Multi-disciplinary Design Optimization for Human Well-Being
Human well-being and system performance is a multi-faceted field that often requires optimisation within the field of ergonomics. The simulation software AnyBody Modelling System provides a useful tool for analysing the muscular-skeletal system of humans (and animals) that for given movements allows computing muscle forces, joint reactions, metabolism, mechanical work and efficiency. The use of this analysis tool permits us to quantitatively analyse movement patterns, working positions and anthropometric data, which in turn enables automatic optimization to be carried out.
This paper briefly describes the use of the modeFRONTIER optimization software integrating the AnyBody muscular-skeletal software to carry out optimizations relating to the human body for the design of components for the automobile and medical/rehabilitation sectors.
Accelerator pedal design (automotive)
According to the automotive industry a good pedal design should provide an effortless and yet precise operation. Consider a pedal hinged at one end and equipped with a torsion spring that stretches when the pedal is depressed. The dilemma is that if the spring is too weak, then the pedal will not provide much support for the leg, and the operator consequently has to extend the leg and hold it up against gravity, this will become very tiring. On the other hand, if the spring is too rigid, then the muscular effort of depressing it will become too large and repetitive operation of the pedal or static maintenance of a particular pedal position will cause fatigue. Similarly, different seat positions influence the muscular effort.

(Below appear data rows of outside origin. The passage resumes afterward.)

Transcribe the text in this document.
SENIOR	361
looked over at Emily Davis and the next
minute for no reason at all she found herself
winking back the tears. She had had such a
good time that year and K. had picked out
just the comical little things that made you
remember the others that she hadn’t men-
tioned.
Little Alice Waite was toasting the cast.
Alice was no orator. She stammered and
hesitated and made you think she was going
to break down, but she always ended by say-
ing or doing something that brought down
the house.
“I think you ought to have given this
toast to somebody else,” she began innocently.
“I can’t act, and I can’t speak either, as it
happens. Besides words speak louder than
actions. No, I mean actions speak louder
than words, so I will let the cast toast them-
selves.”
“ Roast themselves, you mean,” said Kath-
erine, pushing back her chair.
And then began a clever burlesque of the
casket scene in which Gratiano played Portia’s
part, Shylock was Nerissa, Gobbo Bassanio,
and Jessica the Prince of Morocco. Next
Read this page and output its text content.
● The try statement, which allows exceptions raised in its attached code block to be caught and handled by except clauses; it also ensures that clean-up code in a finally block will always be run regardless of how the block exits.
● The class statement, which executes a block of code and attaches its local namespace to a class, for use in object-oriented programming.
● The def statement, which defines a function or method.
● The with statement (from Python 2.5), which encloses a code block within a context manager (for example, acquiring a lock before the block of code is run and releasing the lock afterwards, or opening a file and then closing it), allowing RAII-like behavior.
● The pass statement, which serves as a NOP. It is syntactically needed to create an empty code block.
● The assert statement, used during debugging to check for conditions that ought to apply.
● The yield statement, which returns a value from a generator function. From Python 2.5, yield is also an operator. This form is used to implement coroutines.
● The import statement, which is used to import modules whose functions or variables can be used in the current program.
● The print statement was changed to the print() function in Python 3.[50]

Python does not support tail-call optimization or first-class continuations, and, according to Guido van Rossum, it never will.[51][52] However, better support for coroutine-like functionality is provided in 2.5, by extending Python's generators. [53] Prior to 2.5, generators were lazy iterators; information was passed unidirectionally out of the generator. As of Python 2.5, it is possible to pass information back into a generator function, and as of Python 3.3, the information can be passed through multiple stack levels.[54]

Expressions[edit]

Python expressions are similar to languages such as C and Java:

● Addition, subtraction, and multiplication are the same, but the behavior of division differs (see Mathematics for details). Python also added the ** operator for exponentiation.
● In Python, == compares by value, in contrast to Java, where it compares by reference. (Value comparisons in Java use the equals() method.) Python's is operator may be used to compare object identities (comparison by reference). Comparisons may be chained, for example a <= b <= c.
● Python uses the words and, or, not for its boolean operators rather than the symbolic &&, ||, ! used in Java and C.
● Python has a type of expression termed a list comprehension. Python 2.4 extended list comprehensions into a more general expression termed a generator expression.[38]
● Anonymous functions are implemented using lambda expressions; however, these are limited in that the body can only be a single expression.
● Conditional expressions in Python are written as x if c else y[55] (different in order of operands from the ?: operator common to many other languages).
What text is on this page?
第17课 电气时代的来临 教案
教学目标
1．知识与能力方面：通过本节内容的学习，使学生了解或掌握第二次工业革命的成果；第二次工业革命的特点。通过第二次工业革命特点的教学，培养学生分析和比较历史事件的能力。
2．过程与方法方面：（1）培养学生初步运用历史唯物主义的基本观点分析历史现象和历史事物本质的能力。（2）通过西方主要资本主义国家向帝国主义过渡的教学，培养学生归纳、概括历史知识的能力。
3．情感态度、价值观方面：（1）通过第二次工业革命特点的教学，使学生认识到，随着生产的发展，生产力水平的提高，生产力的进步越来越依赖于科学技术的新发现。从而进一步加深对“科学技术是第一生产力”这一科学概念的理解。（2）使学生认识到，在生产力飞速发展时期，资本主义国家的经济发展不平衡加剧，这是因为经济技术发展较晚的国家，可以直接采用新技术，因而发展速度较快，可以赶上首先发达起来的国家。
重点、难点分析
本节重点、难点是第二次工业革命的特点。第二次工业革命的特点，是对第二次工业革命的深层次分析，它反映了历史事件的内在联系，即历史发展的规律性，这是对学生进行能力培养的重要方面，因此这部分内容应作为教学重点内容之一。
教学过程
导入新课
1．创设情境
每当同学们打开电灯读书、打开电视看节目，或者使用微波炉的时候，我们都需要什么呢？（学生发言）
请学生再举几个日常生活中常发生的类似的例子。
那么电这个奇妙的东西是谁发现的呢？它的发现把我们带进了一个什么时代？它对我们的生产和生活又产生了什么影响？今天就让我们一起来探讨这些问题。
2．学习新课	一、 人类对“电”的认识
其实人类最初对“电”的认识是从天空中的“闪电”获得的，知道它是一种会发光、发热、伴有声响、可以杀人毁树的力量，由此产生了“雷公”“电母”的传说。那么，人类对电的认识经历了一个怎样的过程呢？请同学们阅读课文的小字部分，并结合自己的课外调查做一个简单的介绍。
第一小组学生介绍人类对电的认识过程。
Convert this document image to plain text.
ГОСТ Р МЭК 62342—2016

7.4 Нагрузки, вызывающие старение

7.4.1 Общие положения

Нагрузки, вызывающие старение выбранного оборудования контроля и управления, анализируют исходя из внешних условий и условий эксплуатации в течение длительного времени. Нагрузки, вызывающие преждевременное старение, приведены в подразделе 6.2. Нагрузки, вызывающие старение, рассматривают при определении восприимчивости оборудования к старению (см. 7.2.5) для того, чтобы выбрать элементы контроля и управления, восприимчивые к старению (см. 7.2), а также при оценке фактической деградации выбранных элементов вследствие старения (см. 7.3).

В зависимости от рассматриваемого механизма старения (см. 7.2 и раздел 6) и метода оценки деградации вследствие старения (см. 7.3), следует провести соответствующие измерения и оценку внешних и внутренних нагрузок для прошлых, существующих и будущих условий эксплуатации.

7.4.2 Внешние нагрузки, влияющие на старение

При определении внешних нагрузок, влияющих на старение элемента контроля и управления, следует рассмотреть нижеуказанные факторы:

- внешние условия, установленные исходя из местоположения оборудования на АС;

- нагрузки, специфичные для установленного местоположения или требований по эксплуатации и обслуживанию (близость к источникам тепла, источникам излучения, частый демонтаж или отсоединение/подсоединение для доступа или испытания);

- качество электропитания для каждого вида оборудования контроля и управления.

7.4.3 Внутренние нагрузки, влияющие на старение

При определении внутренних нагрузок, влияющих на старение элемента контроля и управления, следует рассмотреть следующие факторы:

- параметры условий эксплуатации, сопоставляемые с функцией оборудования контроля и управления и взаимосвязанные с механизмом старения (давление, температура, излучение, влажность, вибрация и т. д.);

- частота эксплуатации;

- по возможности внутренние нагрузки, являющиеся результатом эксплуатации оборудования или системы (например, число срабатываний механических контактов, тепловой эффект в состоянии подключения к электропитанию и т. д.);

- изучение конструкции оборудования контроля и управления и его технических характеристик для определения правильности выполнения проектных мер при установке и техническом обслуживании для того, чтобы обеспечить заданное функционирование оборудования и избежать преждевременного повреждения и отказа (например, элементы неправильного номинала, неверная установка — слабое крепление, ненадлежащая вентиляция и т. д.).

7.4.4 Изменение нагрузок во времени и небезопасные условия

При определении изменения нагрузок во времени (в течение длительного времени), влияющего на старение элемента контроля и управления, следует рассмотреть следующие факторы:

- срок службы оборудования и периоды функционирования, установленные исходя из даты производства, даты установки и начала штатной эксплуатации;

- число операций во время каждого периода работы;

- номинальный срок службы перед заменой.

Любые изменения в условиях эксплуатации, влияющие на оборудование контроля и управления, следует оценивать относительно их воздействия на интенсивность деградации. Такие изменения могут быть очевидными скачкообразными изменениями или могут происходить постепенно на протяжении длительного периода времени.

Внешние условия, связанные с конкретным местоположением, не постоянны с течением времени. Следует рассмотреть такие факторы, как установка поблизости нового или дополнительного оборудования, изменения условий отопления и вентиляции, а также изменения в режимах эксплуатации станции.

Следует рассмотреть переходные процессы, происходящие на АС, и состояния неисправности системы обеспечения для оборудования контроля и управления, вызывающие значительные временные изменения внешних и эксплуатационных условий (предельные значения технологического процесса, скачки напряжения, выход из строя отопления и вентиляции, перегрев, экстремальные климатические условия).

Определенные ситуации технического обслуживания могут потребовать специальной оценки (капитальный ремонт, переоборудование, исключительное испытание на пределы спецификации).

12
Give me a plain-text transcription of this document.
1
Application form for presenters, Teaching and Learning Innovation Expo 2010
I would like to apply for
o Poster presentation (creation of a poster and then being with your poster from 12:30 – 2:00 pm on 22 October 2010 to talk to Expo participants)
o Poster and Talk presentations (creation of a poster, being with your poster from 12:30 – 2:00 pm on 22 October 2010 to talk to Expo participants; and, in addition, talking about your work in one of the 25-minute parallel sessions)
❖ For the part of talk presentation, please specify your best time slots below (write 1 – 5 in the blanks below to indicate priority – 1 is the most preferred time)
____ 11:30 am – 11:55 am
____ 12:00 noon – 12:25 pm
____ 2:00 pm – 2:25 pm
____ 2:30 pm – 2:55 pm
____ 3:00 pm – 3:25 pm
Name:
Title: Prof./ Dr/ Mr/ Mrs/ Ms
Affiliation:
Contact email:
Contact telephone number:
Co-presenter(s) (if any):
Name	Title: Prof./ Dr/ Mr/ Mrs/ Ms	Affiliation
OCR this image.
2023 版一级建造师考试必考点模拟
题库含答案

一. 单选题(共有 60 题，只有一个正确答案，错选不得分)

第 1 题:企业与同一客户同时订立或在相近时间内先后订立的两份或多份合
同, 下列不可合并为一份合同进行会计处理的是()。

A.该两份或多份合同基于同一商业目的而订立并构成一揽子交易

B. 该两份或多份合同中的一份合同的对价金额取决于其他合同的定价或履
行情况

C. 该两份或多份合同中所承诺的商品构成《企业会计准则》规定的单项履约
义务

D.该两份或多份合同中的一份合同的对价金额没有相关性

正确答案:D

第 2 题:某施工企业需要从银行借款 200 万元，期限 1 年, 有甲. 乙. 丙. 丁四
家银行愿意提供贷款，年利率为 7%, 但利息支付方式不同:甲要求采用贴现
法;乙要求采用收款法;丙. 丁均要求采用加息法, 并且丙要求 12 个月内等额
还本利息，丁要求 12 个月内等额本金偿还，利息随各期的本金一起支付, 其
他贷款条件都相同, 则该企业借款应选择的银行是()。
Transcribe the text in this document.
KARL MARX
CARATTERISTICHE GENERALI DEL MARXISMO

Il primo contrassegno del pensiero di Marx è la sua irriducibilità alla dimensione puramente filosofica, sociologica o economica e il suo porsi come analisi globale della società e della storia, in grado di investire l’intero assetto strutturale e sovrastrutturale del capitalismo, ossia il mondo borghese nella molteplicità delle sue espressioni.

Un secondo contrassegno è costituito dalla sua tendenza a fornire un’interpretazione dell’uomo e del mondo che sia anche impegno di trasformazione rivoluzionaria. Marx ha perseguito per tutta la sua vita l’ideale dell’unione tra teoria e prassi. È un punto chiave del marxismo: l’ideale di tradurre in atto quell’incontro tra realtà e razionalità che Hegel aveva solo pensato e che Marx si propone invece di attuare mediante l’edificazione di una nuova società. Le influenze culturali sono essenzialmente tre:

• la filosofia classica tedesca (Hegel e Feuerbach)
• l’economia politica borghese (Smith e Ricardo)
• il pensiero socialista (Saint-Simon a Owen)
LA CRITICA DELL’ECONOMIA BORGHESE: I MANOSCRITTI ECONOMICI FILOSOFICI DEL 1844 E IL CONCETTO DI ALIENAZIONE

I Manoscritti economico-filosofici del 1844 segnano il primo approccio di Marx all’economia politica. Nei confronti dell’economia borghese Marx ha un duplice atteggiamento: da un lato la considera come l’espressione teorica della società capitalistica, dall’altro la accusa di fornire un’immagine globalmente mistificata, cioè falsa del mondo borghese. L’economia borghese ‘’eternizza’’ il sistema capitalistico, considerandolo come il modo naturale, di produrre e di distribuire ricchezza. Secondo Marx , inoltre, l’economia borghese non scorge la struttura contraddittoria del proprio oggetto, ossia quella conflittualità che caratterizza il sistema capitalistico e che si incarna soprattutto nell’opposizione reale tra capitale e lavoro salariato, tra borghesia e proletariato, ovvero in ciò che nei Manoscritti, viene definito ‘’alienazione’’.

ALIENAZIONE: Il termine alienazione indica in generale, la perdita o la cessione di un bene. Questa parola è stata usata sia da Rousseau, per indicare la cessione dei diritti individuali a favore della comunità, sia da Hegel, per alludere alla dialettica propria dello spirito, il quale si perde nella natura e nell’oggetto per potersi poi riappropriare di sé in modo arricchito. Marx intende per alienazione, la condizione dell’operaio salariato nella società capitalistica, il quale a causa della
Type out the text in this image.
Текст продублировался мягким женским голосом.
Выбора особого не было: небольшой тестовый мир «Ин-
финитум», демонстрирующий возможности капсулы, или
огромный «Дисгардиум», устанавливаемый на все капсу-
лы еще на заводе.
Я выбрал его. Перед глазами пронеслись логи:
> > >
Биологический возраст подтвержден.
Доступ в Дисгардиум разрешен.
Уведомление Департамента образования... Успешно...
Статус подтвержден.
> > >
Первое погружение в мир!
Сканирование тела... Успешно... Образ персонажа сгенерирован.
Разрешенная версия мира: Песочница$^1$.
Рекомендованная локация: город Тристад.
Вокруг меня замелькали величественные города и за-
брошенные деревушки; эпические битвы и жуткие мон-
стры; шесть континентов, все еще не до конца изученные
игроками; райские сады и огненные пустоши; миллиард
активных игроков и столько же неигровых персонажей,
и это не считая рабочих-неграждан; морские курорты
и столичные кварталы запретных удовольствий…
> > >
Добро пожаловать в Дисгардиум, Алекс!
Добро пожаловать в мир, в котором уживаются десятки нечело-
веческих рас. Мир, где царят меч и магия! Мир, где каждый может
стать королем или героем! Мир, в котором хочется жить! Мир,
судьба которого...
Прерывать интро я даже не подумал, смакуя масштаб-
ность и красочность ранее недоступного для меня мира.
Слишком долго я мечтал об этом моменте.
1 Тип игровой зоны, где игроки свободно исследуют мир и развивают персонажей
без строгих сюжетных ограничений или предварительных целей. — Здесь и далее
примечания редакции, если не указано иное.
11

Coupling the AnyBody muscular-skeletal modelling software inside the modeFRONTIER optimization software it is possible to perform a systematic optimization to find the best solution of the spring stiffness and the seat position to reduce the muscular effort. It was found that the vital parameter is the pedal spring stiffness, almost irrespective of the distance of the seat from the pedal, since the correlation factor between muscle activity and the spring stiffness is 0.66, meanwhile for the case of the pedal distance is only 0.1.
Wheel chair optimization (medical/rehabilitation)
A very large proportion of wheelchair users experience load-induced shoulder pain. This happens after several years of use, and it can be a very serious condition for an individual relying entirely on the arms for ambulation. The wheelchair parameters such as wheel diameter, push-rim position, axle position, and camber influence the shoulder forces during use. But precisely how? The model investigates the gleno-humeral joint forces as a function of the axle position through a forward push on the push-rim. This is done via the model parameters: seat height relative to the axel, and seat position as the forward distance between the pelvis and axes.
The problem was integrated into modeFRONTIER to find the optimum design producing the least shoulder force. The optimised results indicate that even a slight movement of the seat can be important to the forces required to move the wheelchair. Comparing with the original design we obtained a reduction of 22.4 % in the shoulder force by lowering the seat height by 64mm and moving the seat position backwards by 92.4mm.